Sunday, March 16, 2014

I'm Afraid This Will Go Down on Your Permanent Record


As mentioned, getting a job in the Middle East is now a matter of interminable amounts of paperwork, including in the case of this job at least, a thorough professional background check, including a credit check and a national and international criminal record search.

The funny thing, though , is that the background check isn't completed until AFTER you arrive in the Sandbox, and there's usually a point after you arrive that you are informed whether you passed or not



Now of course English teachers are a pretty fly-by-night bunch; especially those of us who started in the 90s. We taught on tourist visas and got paid in cash more often than not. Before the internet, somebody checking your references was pretty much impossible anyway. What third-world TEFL school could afford the long distance call? Plus, our directors and school owners rarely spoke any fucking English.

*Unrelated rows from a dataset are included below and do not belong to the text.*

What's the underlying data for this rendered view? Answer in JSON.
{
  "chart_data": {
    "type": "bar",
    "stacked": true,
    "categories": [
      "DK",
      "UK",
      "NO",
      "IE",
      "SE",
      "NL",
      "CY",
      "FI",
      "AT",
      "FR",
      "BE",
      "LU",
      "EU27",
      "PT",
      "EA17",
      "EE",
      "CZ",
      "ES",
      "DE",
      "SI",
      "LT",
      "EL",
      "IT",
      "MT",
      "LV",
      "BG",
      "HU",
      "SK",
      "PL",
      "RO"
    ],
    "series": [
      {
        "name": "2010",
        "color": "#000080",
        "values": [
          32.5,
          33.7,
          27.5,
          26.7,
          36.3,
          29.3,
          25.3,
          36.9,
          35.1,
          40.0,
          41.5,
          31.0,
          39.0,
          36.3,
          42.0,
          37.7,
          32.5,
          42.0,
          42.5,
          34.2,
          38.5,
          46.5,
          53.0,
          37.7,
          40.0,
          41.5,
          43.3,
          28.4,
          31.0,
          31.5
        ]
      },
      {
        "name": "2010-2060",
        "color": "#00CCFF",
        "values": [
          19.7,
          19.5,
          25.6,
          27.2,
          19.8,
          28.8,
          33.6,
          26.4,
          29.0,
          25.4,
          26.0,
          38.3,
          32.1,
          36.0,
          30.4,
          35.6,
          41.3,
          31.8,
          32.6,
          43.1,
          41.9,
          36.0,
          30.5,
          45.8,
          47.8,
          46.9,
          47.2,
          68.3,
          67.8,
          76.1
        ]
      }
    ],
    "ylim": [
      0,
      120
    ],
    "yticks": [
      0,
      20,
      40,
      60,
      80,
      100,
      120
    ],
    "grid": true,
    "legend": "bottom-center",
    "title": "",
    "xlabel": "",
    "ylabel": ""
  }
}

(I'd imagine being the person who gets to follow up on all these background checks now is a pretty thankless if occasionally pretty amusing job.)

But, you know, as I discussed in HOW TO SURVIVE LIVING ABROAD (still available free here) especially in the last ten years, there is such a thing as a permanent record, even in the headbanging world of English teaching. Even places like Thailand are demanding police background checks and apostiled teaching certificates.

So: bottom line, here in the Sandbox, occasionally people get fired because they fail the background check.

AFTER they arrive.

One guy got fired for lying about the dates regarding some of his experience; you're supposed to have at least three years full time experience to get this job. The guy who did it apparently told everyone he only exaggerated by "a few months" but somebody else who knew the guy said he lied by an entire year.

Another guy got fired for reasons unknown. Very suddenly; it was literally a case of his visa being revoked within three days.

Everybody wonders what exactly he might have done. Speculation runs rampant and the guy himself remains mum. Wanted on criminal charges somewhere? Something like a family connection to Israel? (The guy was Scottish but who knows.) Another source said he got in a big argument with the security guards in the parking lot here, but that seems unlikely to be the kind of thing that would get you fired instantly.

So: keep it in mind. TEFL. Job security still practically nil. And we're not off the grid anymore.







1 comment:

Dion McTavish said...

Globalization. A fugitive's worst nightmare.